In the fifth game of his rookie year, Seattle quarterback Russell Wilson will accomplish what it took Cam Newton 11 games to do last season: win three games.

The Bears’ Charles Tillman and Lance Briggs will combine to outscore eight teams during week 5. Luckily, one of those teams will NOT be Chicago’s offense.

After week 5, two NFC North teams will be 4-1. Raise your hand if you picked Chicago and Minnesota to be those two teams.

That’s what I thought, nobody.

In his team’s loss to the Vikings, Tennessee running back Chris Johnson will rush for 24 yards on 15 carries with a “long” run of 9 yards, which means he rushed for 14 yards on 14 carries without that “long” run.

With the over/under set at 30-yards for CJ, raise your hand if you picked the under.

That’s what I thought, everybody.

The 49ers will run up the Bills.

No joke, San Francisco will destroy Buffalo.

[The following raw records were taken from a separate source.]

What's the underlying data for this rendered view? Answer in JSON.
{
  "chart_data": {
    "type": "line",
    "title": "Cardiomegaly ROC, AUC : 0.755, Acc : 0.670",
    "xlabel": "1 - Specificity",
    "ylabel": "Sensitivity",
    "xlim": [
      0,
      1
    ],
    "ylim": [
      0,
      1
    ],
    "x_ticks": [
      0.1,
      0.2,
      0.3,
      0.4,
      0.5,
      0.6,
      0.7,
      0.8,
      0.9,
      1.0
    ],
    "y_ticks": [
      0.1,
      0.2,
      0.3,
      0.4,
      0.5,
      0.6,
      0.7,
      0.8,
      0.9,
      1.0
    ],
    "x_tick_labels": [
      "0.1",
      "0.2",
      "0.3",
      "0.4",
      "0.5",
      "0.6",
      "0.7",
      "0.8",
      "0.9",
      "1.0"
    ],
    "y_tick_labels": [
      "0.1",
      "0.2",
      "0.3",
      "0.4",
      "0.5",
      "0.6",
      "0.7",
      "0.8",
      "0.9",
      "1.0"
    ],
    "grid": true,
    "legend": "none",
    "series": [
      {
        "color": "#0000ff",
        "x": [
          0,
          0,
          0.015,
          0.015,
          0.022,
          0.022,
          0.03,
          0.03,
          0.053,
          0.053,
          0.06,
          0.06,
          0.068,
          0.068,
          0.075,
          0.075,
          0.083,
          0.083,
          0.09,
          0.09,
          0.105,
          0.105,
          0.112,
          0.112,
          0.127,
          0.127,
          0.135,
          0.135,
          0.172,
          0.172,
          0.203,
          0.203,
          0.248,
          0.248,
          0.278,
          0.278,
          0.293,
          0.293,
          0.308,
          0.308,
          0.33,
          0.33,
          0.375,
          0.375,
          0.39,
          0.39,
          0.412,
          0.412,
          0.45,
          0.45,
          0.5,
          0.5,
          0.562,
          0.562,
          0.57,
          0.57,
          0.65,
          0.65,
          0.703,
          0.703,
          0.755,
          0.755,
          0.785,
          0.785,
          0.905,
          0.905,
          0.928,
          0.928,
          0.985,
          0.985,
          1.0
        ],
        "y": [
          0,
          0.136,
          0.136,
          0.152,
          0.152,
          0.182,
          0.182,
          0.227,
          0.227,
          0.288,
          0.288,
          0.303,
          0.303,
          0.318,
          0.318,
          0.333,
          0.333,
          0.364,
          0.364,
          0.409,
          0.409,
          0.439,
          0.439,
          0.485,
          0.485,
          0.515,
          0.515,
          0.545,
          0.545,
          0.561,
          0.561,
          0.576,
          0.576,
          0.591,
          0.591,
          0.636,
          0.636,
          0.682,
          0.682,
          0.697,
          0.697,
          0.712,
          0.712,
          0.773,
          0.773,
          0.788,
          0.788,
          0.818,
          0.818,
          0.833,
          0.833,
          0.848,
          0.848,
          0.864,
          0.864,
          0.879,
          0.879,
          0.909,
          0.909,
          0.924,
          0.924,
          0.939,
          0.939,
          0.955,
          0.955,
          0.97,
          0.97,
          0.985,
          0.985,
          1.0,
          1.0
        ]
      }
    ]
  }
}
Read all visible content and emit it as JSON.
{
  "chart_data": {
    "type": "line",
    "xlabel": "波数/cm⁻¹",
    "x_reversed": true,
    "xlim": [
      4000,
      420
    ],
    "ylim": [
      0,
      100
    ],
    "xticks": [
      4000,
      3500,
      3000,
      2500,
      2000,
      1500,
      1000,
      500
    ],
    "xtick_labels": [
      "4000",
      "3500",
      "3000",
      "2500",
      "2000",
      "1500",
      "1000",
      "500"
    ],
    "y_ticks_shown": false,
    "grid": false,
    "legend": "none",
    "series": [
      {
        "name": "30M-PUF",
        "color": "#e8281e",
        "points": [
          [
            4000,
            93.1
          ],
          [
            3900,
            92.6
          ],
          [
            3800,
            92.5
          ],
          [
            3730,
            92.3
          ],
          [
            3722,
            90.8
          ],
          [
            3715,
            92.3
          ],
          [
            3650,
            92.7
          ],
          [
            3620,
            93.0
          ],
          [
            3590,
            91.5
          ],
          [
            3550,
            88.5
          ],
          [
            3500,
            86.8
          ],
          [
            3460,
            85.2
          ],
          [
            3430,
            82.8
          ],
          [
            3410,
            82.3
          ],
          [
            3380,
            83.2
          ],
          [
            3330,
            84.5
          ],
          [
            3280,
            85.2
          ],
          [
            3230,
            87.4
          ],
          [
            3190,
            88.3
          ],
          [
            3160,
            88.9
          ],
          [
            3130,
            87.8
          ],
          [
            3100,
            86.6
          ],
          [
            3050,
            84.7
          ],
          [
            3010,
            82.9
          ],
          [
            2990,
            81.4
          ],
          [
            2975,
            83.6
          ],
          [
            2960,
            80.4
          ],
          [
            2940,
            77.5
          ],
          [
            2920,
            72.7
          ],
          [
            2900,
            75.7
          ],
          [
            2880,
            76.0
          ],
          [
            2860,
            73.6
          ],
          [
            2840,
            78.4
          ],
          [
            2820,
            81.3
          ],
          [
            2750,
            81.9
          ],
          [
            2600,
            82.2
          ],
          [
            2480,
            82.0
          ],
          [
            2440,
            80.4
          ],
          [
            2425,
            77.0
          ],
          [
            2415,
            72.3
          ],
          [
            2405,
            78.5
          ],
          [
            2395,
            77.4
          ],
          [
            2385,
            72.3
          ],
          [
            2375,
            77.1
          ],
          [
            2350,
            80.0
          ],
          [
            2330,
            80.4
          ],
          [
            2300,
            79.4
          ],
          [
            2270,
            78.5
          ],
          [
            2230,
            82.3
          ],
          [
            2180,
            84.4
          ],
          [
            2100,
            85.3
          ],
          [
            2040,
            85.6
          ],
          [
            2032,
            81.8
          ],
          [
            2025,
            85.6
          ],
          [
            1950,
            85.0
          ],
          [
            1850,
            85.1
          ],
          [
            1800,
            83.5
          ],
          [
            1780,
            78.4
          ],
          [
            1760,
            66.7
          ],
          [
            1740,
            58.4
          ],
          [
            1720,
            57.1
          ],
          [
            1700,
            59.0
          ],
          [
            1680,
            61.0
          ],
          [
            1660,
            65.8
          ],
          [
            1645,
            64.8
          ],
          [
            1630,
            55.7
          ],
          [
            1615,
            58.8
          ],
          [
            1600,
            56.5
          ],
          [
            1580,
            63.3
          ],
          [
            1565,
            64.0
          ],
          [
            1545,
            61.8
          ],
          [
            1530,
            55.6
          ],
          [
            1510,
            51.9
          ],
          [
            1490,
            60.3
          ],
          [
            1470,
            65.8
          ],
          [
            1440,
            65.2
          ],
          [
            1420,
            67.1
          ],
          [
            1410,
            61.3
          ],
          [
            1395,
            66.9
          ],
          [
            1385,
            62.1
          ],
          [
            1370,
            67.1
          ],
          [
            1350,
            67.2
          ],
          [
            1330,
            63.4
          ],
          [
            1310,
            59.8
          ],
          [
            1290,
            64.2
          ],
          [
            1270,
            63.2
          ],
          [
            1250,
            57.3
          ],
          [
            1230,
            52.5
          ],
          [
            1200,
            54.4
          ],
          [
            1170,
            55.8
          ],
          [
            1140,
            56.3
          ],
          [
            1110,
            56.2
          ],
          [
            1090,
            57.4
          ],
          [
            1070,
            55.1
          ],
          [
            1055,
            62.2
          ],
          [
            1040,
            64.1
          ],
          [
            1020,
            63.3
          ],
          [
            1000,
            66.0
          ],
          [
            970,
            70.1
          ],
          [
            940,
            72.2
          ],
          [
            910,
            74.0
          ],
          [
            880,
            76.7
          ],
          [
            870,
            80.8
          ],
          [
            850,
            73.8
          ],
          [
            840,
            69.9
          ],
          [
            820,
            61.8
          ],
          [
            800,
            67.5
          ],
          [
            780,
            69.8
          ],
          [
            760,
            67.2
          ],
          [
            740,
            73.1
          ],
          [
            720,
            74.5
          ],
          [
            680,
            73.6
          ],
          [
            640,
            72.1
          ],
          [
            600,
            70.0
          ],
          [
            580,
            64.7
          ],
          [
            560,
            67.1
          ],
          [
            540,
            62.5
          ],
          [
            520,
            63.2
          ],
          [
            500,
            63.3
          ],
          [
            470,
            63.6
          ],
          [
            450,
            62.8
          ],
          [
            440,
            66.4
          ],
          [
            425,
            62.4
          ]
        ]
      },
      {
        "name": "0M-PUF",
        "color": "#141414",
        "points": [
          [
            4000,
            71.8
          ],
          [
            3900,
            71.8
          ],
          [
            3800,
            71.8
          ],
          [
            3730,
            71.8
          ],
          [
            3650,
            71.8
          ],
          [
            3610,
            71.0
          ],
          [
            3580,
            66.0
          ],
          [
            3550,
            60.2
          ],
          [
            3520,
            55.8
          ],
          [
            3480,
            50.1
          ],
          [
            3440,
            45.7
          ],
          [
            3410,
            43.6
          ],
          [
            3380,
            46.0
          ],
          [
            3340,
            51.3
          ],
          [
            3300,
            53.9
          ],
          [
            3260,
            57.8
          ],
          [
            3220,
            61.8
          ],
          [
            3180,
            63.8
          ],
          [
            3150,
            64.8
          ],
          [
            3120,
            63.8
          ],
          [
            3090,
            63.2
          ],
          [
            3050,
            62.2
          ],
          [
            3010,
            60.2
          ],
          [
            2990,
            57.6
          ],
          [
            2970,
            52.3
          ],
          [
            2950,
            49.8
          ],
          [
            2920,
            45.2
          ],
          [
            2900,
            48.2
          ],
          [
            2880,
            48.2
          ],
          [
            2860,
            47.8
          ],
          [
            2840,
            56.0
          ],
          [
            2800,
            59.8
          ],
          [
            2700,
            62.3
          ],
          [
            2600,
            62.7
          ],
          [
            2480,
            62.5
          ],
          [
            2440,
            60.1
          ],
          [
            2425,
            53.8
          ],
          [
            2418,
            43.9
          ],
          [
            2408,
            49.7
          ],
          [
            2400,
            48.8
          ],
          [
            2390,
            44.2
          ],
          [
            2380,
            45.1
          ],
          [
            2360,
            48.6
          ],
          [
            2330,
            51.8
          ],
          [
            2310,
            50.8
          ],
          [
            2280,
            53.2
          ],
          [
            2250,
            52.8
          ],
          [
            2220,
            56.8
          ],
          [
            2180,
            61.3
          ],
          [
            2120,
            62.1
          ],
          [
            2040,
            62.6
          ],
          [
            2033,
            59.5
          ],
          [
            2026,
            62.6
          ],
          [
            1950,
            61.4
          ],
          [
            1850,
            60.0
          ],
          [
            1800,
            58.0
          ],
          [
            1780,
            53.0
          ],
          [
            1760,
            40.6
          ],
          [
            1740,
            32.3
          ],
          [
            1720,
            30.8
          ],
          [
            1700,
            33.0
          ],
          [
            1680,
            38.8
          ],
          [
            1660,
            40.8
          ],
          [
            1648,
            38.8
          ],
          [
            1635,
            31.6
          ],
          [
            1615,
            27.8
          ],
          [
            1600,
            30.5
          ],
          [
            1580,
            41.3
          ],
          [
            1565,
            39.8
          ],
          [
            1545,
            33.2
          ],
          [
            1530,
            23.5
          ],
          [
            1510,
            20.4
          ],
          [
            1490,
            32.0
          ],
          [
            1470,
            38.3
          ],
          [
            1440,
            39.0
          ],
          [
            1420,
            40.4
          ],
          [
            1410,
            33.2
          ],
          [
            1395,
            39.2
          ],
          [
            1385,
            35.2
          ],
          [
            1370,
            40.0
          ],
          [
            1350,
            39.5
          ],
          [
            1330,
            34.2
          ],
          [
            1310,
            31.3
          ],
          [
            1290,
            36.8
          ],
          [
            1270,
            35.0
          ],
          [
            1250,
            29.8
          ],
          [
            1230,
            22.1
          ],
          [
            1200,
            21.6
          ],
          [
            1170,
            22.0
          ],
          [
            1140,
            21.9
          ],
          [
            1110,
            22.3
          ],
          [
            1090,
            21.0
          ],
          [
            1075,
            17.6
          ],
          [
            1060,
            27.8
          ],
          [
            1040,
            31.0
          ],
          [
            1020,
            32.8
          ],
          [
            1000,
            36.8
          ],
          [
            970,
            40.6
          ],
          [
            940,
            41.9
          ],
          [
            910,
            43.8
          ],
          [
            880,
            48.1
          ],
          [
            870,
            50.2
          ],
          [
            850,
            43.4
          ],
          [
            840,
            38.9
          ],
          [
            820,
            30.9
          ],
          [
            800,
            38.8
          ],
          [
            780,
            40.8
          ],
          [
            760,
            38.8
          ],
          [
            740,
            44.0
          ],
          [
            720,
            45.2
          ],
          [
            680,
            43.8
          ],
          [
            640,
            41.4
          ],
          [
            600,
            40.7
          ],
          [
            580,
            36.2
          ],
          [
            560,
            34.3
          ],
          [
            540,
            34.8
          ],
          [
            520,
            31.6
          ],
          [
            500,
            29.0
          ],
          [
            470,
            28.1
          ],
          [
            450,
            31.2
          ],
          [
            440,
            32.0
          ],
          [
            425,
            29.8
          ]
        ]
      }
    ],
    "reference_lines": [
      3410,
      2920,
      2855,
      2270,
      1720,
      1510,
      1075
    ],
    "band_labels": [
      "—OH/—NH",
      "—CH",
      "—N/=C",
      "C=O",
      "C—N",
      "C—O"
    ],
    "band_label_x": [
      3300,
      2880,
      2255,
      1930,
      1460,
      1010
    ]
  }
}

After week 5, the Bills will be giving up an average of 48.3 points in their three losses. They should really sign a big-name defensive player. Maybe someone to shore up the D-line.

The Saints without Sean Payton: 0-4

The Saints with Sean Payton in attendance: 1-0.

Drew Brees will not wait long to break Johnny Unitas’ record for consecutive games with a TD pass, accomplishing the feat just over eight minutes into the game. After the record-setting play, those sitting in the luxury suite with Payton will hear him mutter, “Brees would’ve broken the record in the FIRST minute if I were coach.”

With Santonio Holmes and Stephen Hill on the sidelines and out for the season, the Jets will fall to the Texans. When asked about the possibility of signing Plaxico Burress, New York general manager Mike Tannenbaum will say, “why would we want a guy who caught 8 TDs for us last year when we have Chaz Schilens?

TO will send a tweet to the Jets to let them know he’s available. It will be a two-front embarrassment to his faded career, because a) they still won’t want him, and 2) he will send a tweet to the Jets to let them know he’s available.

Actually a three-front embarrassment, because iii) no one will care.